Nets That Touted 'Deniers' 'Conspiracy,' Now Mum on Left's Global Warming Distortions
As of Tuesday morning, the broadcast networks still haven't uttered a single word about the revelations late last week
of e-mails showing scientists on the left-wing side of the global
warming debate plotting to hide data and silence those on the other
side in an effort prop up the notion of a "consensus" on the issue. But
when the liberal side of the debate charged that their opponents were
involved in a "conspiracy" to tilt the debate in their favor, those
same networks eagerly jumped on the story and castigated the evil
"deniers."
In 2007, as Brent Baker chronicled at the time in the MRC's CyberAlert, the broadcast network evening newscasts jumped to hype
a House Committee on Oversight and Government Reform hearing meant to
publicize a report from two far-left groups about how the Bush
administration supposedly suppressed science about the dire threat of
global warming - as if that view wasn't getting plenty of play in the
mainstream media
"The question in Washington today was this," anchor Brian Williams
intoned in leading the January 30, 2007 NBC Nightly News: "Did the Bush
administration in any way try to cook the books on the topic of global
warming? Government scientists were called before a congressional
committee today and asked if the White House or anyone else ever tried
to stifle or squelch or silence the evidence that climate change is
taking place around the globe." Andrea Mitchell refused to properly
label the groups as she trumpeted: "With Democrats holding the gavel in
both houses, advocacy groups were given the chance to present a new
study revealing unprecedented and widespread interference with
scientific reports, largely by a former oil industry lobbyist working
for the White House."
The next morning on NBC's Today, Matt Lauer hyped:
"A controversy in Washington over what literally could be the end of
the world as we know it. Did the Bush administration freeze out
scientists trying to sound the alarm on global warming?"
Writing at her "Couric & Co." blog a few weeks later (February
26, 2007), CBS Evening News anchor Katie Couric suggested that the only
experts who disagreed with Al Gore's fear-mongering were paid off by special interests:
"It seems like we're reaching critical mass when it comes to this
issue. And all the experts agree. Well, almost every expert. (There are
a handful of scientists - many of them on the payroll of big oil
companies - who wonder if global warming is a reality.)"
In an August 13, 2007 cover story, Newsweek targeted
the "well-funded naysayers who still reject the overwhelming evidence
of climate change." Correspondent Sharon Begley impugned: "Since the
late 1980s, this well-coordinated, well-funded campaign by contrarian
scientists, free-market think tanks and industry has created a
paralyzing fog of doubt around climate change."

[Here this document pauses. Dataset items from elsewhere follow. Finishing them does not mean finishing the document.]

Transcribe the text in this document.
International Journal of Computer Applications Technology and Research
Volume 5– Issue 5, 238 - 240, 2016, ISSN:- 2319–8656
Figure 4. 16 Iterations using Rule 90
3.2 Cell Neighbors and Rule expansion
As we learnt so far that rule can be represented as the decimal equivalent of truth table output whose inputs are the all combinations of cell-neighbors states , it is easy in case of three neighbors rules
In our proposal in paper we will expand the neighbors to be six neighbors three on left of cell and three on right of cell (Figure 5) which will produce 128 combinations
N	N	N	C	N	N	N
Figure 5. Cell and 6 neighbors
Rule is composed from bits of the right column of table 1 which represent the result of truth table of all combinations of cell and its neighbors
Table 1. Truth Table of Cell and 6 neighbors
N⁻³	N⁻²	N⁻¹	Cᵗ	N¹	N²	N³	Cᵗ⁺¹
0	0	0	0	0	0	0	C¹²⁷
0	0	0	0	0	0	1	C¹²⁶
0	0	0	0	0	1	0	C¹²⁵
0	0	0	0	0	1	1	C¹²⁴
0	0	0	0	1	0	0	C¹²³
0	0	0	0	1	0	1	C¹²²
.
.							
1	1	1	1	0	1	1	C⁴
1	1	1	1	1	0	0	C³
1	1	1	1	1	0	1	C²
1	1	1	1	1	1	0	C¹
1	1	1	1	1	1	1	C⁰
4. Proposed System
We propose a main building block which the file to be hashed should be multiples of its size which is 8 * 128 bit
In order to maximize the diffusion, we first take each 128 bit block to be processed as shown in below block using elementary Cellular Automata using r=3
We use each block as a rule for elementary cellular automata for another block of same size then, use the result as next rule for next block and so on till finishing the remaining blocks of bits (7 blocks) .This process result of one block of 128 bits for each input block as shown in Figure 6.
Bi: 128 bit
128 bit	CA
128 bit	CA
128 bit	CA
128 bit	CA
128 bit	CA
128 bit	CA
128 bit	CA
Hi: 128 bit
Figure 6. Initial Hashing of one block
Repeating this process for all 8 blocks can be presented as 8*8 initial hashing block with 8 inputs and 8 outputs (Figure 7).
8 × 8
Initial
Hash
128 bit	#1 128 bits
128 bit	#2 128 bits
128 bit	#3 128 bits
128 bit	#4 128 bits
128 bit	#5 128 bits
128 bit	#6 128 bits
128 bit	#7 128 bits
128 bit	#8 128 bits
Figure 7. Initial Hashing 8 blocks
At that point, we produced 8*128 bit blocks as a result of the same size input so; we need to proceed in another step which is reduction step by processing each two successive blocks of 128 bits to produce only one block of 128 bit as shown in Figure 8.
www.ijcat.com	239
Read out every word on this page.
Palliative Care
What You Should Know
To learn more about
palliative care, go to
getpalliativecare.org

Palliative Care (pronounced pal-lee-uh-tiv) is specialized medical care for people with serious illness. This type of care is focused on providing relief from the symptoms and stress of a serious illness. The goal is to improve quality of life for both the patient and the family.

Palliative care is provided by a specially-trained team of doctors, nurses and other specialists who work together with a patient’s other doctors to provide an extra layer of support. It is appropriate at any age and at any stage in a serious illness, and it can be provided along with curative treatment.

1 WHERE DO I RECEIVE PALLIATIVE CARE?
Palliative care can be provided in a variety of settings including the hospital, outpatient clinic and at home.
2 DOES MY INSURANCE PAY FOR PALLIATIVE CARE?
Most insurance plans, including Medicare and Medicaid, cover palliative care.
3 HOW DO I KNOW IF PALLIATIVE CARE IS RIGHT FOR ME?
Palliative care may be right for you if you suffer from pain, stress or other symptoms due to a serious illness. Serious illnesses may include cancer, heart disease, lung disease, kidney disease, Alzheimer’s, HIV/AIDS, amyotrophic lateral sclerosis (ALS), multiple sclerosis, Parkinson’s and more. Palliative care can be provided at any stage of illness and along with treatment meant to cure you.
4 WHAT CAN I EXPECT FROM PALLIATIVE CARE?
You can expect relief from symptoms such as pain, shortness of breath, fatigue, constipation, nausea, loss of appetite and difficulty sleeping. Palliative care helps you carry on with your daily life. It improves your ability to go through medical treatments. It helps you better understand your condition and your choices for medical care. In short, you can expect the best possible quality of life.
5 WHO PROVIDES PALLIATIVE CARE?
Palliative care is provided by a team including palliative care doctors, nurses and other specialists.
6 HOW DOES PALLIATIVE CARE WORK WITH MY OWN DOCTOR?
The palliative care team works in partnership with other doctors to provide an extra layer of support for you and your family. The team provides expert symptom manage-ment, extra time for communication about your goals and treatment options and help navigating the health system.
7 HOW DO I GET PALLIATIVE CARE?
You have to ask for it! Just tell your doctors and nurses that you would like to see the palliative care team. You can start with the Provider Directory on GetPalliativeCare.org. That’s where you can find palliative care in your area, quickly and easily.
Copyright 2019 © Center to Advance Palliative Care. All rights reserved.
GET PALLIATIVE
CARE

Less than a week before the 2004 presidential election, on the October 27, 2004 CBS Evening News, Dan Rather trotted out the claims
of a leading scientist on the liberal side of the debate: "A top
government scientist is accusing President Bush of suppressing evidence
that human activities contribute to dangerous global warming. NASA's
James Hansen says scientific findings on the environment are, quote,
'screened and controlled' by the Bush administration."
In 2003, liberals yelped when the Bush administration changed the
wording of an EPA report on warming. The June 19, 2003 New York Times
ran a front-page story highlighting the concerns of rabid
environmentalists; that night, all three networks pushed the story (with the exact same spin) on their evening broadcasts.
Barry Serafin intoned on ABC's World News Tonight:
"Environmentalists are angry about what they regard as science pushed
aside by politics. A number of studies have concluded that global
warming is increasing and can be partly attributed to emissions from
smokestacks and tail pipes."
CBS's Dan Rather announced: "President Bush has been criticized at
home and abroad for pulling out of the international treaty to curb
global warming, the Kyoto Treaty. Now, CBS's John Roberts reports,
conservationists, environmentalists and some others are taking the
President to task for what they say was the cynical changing of a major
report on global warming. They say it was altered to put hardball
partisan politics over hard independent science."
John Roberts began, over video of a couple dozen people with tape
over mouths: "Gagged and angry, environmentalists today denounced the
Bush administration for censoring the scientific evidence on global
warming."
Over on the NBC Nightly News, Tom Brokaw warned: "Taken out were
sections dealing with the implications of climate change. The Bush
administration claims they didn't contain sound science. All of this is
raising questions on Capitol Hill for a White House that's already been
criticized for bailing out of the Kyoto global warming treaty."
On Saturday, the New York Times ran a front-page story about the exposure of the censorious tactics of left-wing climate scientists, but that night the networks refused to notice. Double standard, anyone?
-Rich Noyes is Research Director at the Media Research Center.